Elements of a strong compliance culture
Compliance is more than just avoiding regulatory problems. A strong compliance culture helps protect members from violations of consumer protections laws—everything from fair lending to debt collection. This is accomplished with:
- Leadership that actively supports and understands compliance. Both the board and management should be familiar with the institution’s compliance responsibilities and be proactive and public in demonstrating support for maintaining compliance.
- Authority and autonomy. Compliance should have sufficient authority and autonomy to implement a successful compliance management program. Efforts to manage and mitigate compliance deficiencies and risks should be supported by internal policies, not undermined by conflicting priorities. For example, financial incentives should align with compliance goals and not conflict with them.
- Information and communication. Compliance should have access to relevant information required to comply with regulatory compliance regulations. That doesn’t mean just giving it access to information about regulatory change. It also needs to know what’s going on internally. Other departments and business lines should be sharing relevant information.
- Adequate resources.
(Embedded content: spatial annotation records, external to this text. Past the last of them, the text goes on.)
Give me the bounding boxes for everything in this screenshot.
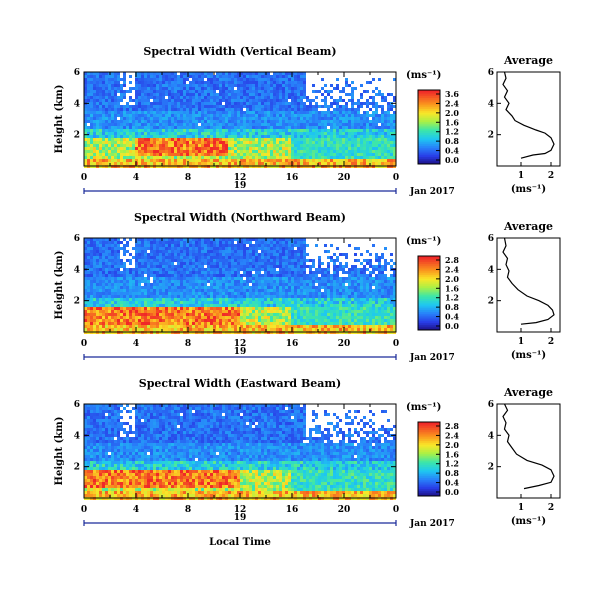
x-tick-label: 8 (185, 339, 191, 349)
profile-x-tick-label: 2 (548, 503, 554, 513)
date-label: Jan 2017 (409, 353, 455, 363)
profile-x-tick-label: 2 (548, 337, 554, 347)
y-tick-label: 2 (74, 297, 80, 307)
profile-line (503, 72, 554, 158)
panel-2: Spectral Width (Northward Beam) 6 4 2 Height… (54, 211, 560, 363)
x-tick-label: 20 (338, 173, 351, 183)
profile-y-tick-label: 6 (488, 234, 494, 244)
x-tick-label: 20 (338, 505, 351, 515)
profile-y-tick-label: 2 (488, 131, 494, 141)
profile-y-tick-label: 4 (488, 265, 494, 275)
y-tick-label: 2 (74, 131, 80, 141)
y-axis-label: Height (km) (54, 417, 65, 486)
y-tick-label: 6 (74, 234, 80, 244)
profile-x-label: (ms⁻¹) (511, 184, 546, 195)
x-tick-label: 4 (133, 505, 139, 515)
y-tick-label: 4 (74, 431, 80, 441)
profile-y-tick-label: 2 (488, 463, 494, 473)
profile-x-tick-label: 1 (518, 503, 524, 513)
profile-title: Average (503, 386, 553, 399)
x-tick-label: 16 (286, 505, 299, 515)
x-tick-label: 4 (133, 339, 139, 349)
profile-line (503, 238, 554, 324)
heatmap-cells (84, 404, 396, 500)
colorbar: (ms⁻¹)2.82.42.01.61.20.80.40.0 (406, 236, 459, 331)
heatmap-cells (84, 72, 396, 168)
profile-frame (497, 72, 560, 166)
x-tick-label: 16 (286, 173, 299, 183)
profile-y-tick-label: 4 (488, 431, 494, 441)
x-tick-label: 0 (393, 173, 399, 183)
profile-title: Average (503, 54, 553, 67)
profile-x-label: (ms⁻¹) (511, 516, 546, 527)
colorbar-tick-label: 0.0 (445, 321, 459, 331)
profile-y-tick-label: 4 (488, 99, 494, 109)
x-tick-label: 8 (185, 505, 191, 515)
date-day-label: 19 (234, 513, 247, 523)
x-tick-label: 0 (81, 505, 87, 515)
x-tick-label: 0 (81, 173, 87, 183)
panel-1: Spectral Width (Vertical Beam) 6 4 2 Height … (54, 45, 560, 197)
colorbar-unit: (ms⁻¹) (406, 70, 441, 81)
date-label: Jan 2017 (409, 519, 455, 529)
y-tick-label: 2 (74, 463, 80, 473)
x-tick-label: 16 (286, 339, 299, 349)
profile-line (503, 404, 554, 489)
profile-title: Average (503, 220, 553, 233)
x-tick-label: 20 (338, 339, 351, 349)
profile-x-tick-label: 1 (518, 171, 524, 181)
profile-y-tick-label: 2 (488, 297, 494, 307)
x-tick-label: 0 (393, 505, 399, 515)
y-tick-label: 6 (74, 400, 80, 410)
x-tick-label: 0 (81, 339, 87, 349)
profile-y-tick-label: 6 (488, 400, 494, 410)
x-tick-label: 4 (133, 173, 139, 183)
profile-frame (497, 404, 560, 498)
colorbar: (ms⁻¹)2.82.42.01.61.20.80.40.0 (406, 402, 459, 497)
panel-title: Spectral Width (Northward Beam) (134, 211, 346, 224)
x-tick-label: 0 (393, 339, 399, 349)
date-day-label: 19 (234, 347, 247, 357)
x-axis-label: Local Time (209, 537, 271, 548)
y-axis-label: Height (km) (54, 85, 65, 154)
x-tick-label: 8 (185, 173, 191, 183)
y-axis-label: Height (km) (54, 251, 65, 320)
panel-title: Spectral Width (Vertical Beam) (143, 45, 336, 58)
panel-title: Spectral Width (Eastward Beam) (139, 377, 341, 390)
y-tick-label: 4 (74, 265, 80, 275)
profile-x-tick-label: 1 (518, 337, 524, 347)
profile-x-label: (ms⁻¹) (511, 350, 546, 361)
colorbar-tick-label: 0.0 (445, 155, 459, 165)
colorbar-unit: (ms⁻¹) (406, 236, 441, 247)
colorbar-unit: (ms⁻¹) (406, 402, 441, 413)
date-label: Jan 2017 (409, 187, 455, 197)
colorbar: (ms⁻¹)3.62.42.01.61.20.80.40.0 (406, 70, 459, 165)
date-day-label: 19 (234, 181, 247, 191)
colorbar-tick-label: 0.0 (445, 487, 459, 497)
heatmap-cells (84, 238, 396, 334)
profile-x-tick-label: 2 (548, 171, 554, 181)
profile-y-tick-label: 6 (488, 68, 494, 78)
y-tick-label: 4 (74, 99, 80, 109)
panel-3: Spectral Width (Eastward Beam) 6 4 2 Height … (54, 377, 560, 548)
y-tick-label: 6 (74, 68, 80, 78)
Based on the credit union’s size and complexity, financial institutions should be prepared to adjust resources to reasonably manage policies, procedures, reporting, risk assessments, due diligence, etc. This includes a compliance management system (CMS).
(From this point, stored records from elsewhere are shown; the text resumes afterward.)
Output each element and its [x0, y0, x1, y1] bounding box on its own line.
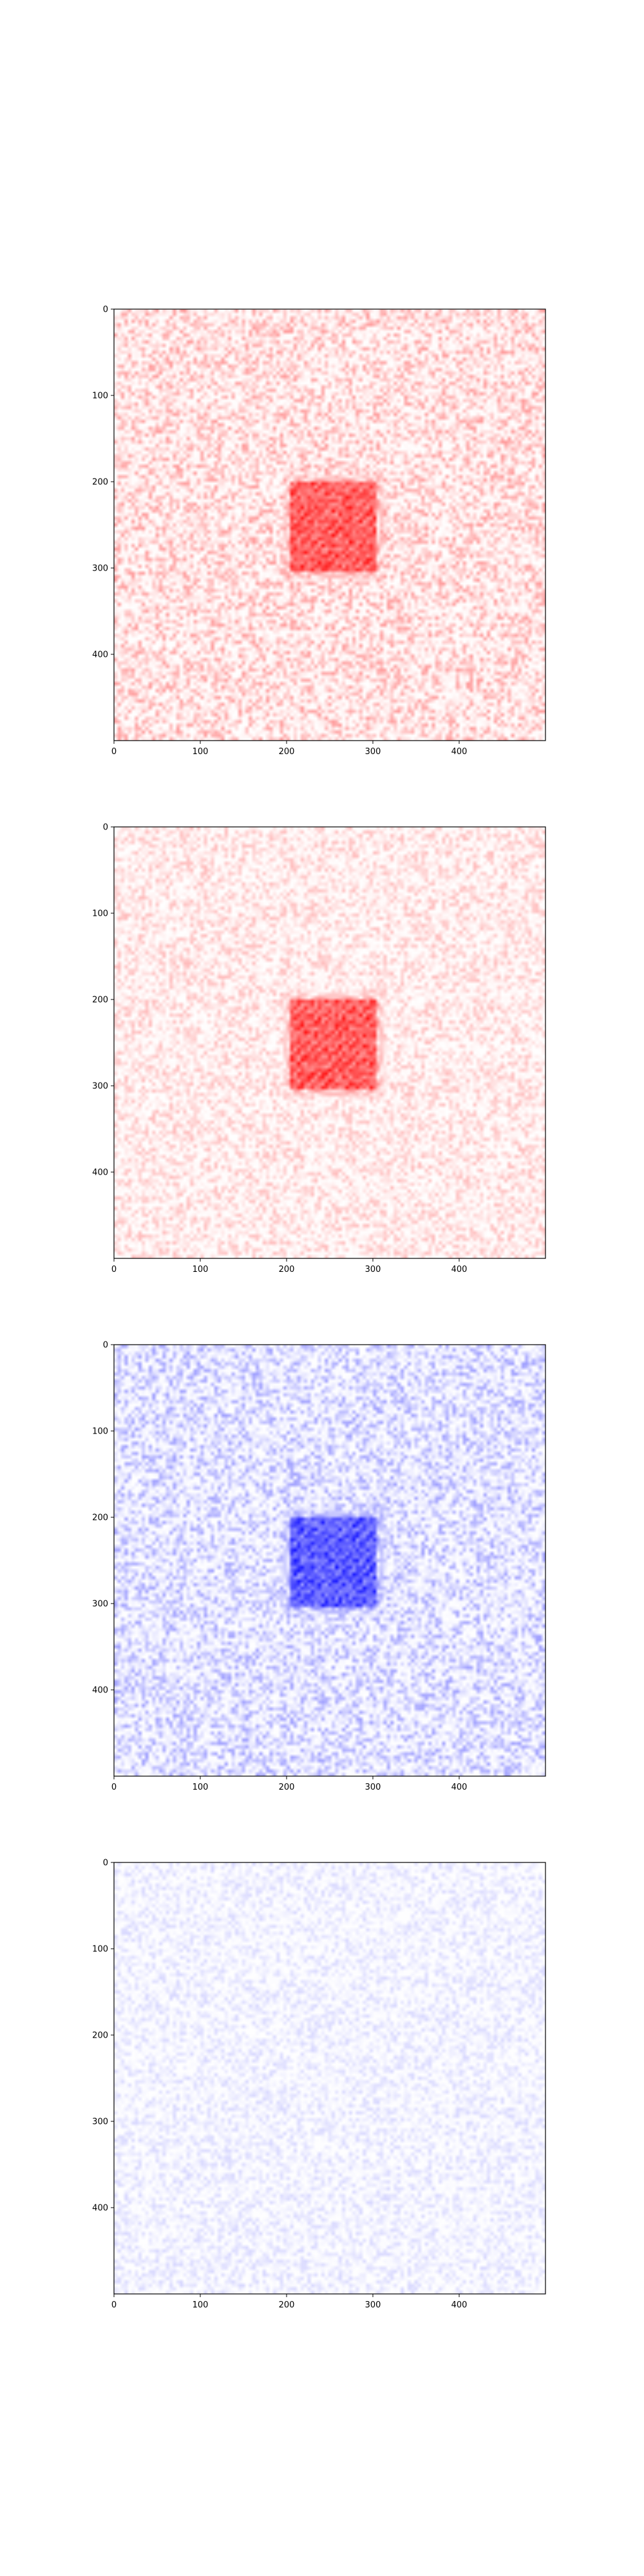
x-tick-label: 400 — [451, 2300, 468, 2310]
x-tick-label: 400 — [451, 1265, 468, 1274]
x-tick-label: 200 — [279, 747, 295, 757]
y-tick-label: 300 — [92, 1082, 108, 1092]
y-tick-label: 100 — [92, 909, 108, 919]
x-tick-label: 300 — [365, 1783, 381, 1792]
x-tick-label: 0 — [111, 1265, 117, 1274]
heatmap-panel-1: 0 100 200 300 400 0 100 200 300 400 — [92, 305, 546, 757]
x-tick-label: 100 — [193, 2300, 209, 2310]
y-tick-label: 100 — [92, 1427, 108, 1437]
y-tick-label: 200 — [92, 478, 108, 488]
heatmap-panel-2: 0 100 200 300 400 0 100 200 300 400 — [92, 823, 546, 1274]
y-tick-label: 0 — [103, 1341, 108, 1350]
y-tick-label: 300 — [92, 564, 108, 574]
x-tick-label: 0 — [111, 1783, 117, 1792]
x-tick-label: 300 — [365, 1265, 381, 1274]
y-tick-label: 200 — [92, 1513, 108, 1523]
x-tick-label: 200 — [279, 1265, 295, 1274]
y-tick-label: 400 — [92, 1686, 108, 1696]
y-tick-label: 200 — [92, 2031, 108, 2041]
x-tick-label: 0 — [111, 747, 117, 757]
x-tick-label: 300 — [365, 747, 381, 757]
x-tick-label: 400 — [451, 1783, 468, 1792]
heatmap-image-2 — [114, 827, 545, 1258]
x-tick-label: 100 — [193, 1265, 209, 1274]
y-tick-label: 0 — [103, 305, 108, 315]
x-tick-label: 100 — [193, 1783, 209, 1792]
heatmap-image-4 — [114, 1862, 545, 2294]
axes-frame-1 — [113, 308, 546, 741]
x-tick-label: 400 — [451, 747, 468, 757]
axes-frame-2 — [113, 826, 546, 1259]
x-tick-label: 200 — [279, 1783, 295, 1792]
y-tick-label: 100 — [92, 1945, 108, 1955]
heatmap-image-3 — [114, 1345, 545, 1776]
x-tick-label: 0 — [111, 2300, 117, 2310]
y-tick-label: 400 — [92, 2204, 108, 2213]
x-tick-label: 200 — [279, 2300, 295, 2310]
heatmap-panel-3: 0 100 200 300 400 0 100 200 300 400 — [92, 1341, 546, 1792]
axes-frame-3 — [113, 1344, 546, 1777]
y-tick-label: 300 — [92, 1600, 108, 1609]
y-tick-label: 0 — [103, 1859, 108, 1868]
x-tick-label: 100 — [193, 747, 209, 757]
y-tick-label: 400 — [92, 650, 108, 660]
x-tick-label: 300 — [365, 2300, 381, 2310]
y-tick-label: 200 — [92, 996, 108, 1005]
heatmap-panel-4: 0 100 200 300 400 0 100 200 300 400 — [92, 1859, 546, 2310]
y-tick-label: 300 — [92, 2117, 108, 2127]
heatmap-image-1 — [114, 309, 545, 741]
axes-frame-4 — [113, 1862, 546, 2295]
y-tick-label: 100 — [92, 392, 108, 401]
y-tick-label: 0 — [103, 823, 108, 833]
y-tick-label: 400 — [92, 1168, 108, 1178]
- Independent audit. Transparency requires double-checking work. Compliance should be tested by an independent and competent party (whether internal or external) to identify deficiencies and show where corrective action is needed.
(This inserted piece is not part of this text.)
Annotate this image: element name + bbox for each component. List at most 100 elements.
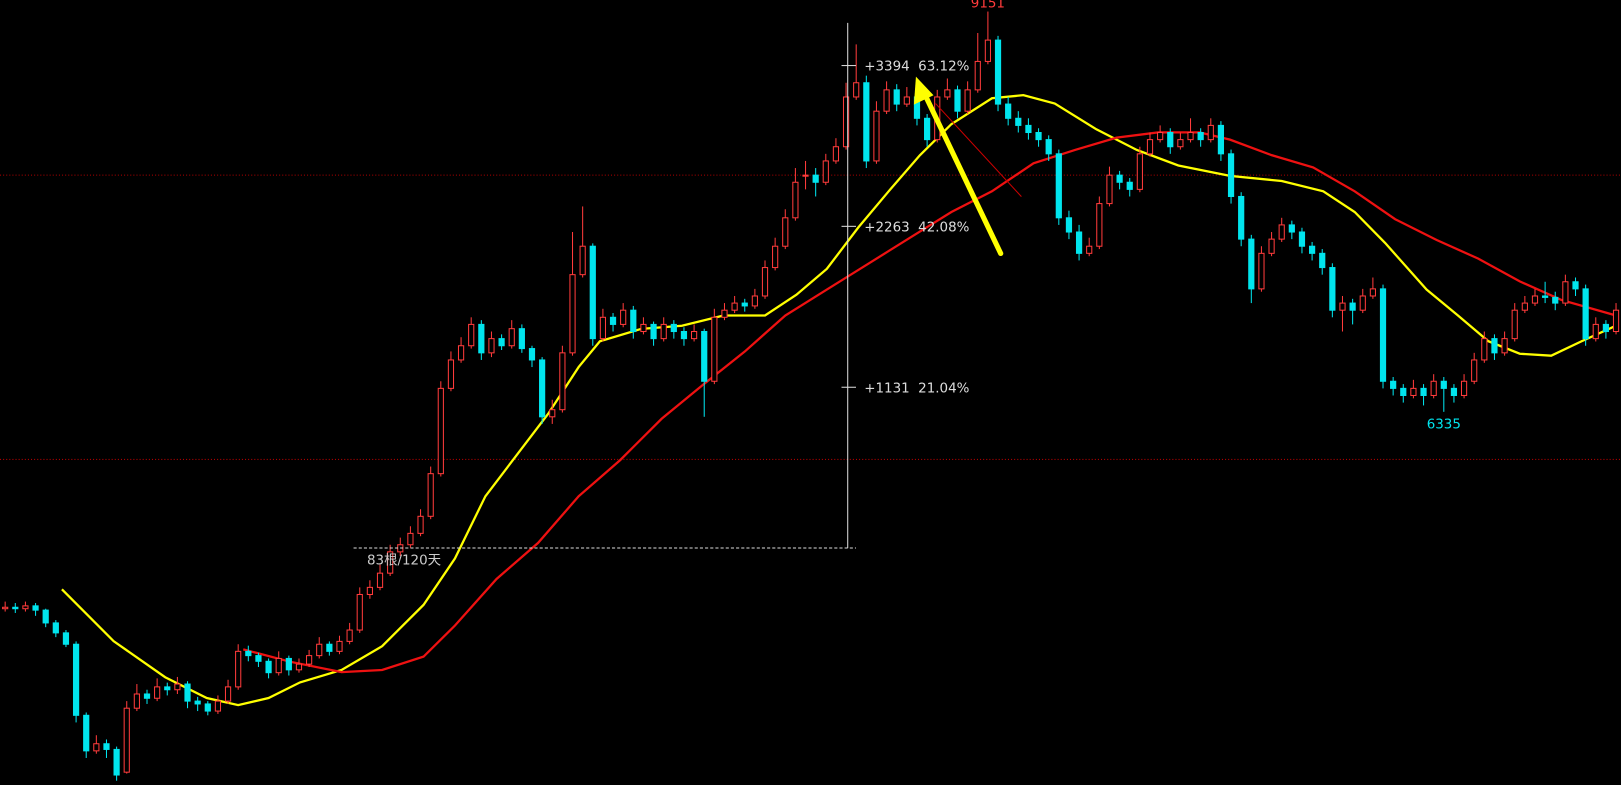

- Clear reporting. The board is responsible for overseeing compliance, so it needs accurate, transparent information on how compliance is performing. While the board doesn’t need every last detail, it does need to know what changes have been made, how they impact the institution (products and business lines, additional resources needed, the risk of non-compliance, etc.), and how compliance plans to implement and monitor compliance.
- Staff training. Staff should be trained in all policies and procedures relevant to their job. The greater the risk of non-compliance, the more often training should be refreshed. Training should go beyond the how and explain the why—specifically why the policies and procedures exist and the potential consequence to the consumer, the credit union, and the individual employee (and their career) if a policy is violated.
Assessing your risk management and compliance culture
Risk culture and compliance culture share many similarities, including a tone from the top commitment and heavy employee involvement.
When assessing your risk management and compliance cultures, it’s especially important to look at how well employees are executing. Do they have the information they need? Can they find it easily? Do they know what’s expected of them? Are they following policies and procedures? Is the training they receive sufficient or is more frequent training needed?
How this information is communicated makes a big difference. If employees have to dig through their email or spend time wondering where a policy is or if there’s a more up-to-date version somewhere, you’re adding confusion that can sidetrack employees—and lead to oversights.
Make sure your credit union is doing everything it can to foster a culture of risk management and compliance. By setting a tone from the top and allocating the resources needed to make the job of risk and compliance more manageable, you’re promoting a culture that puts members first.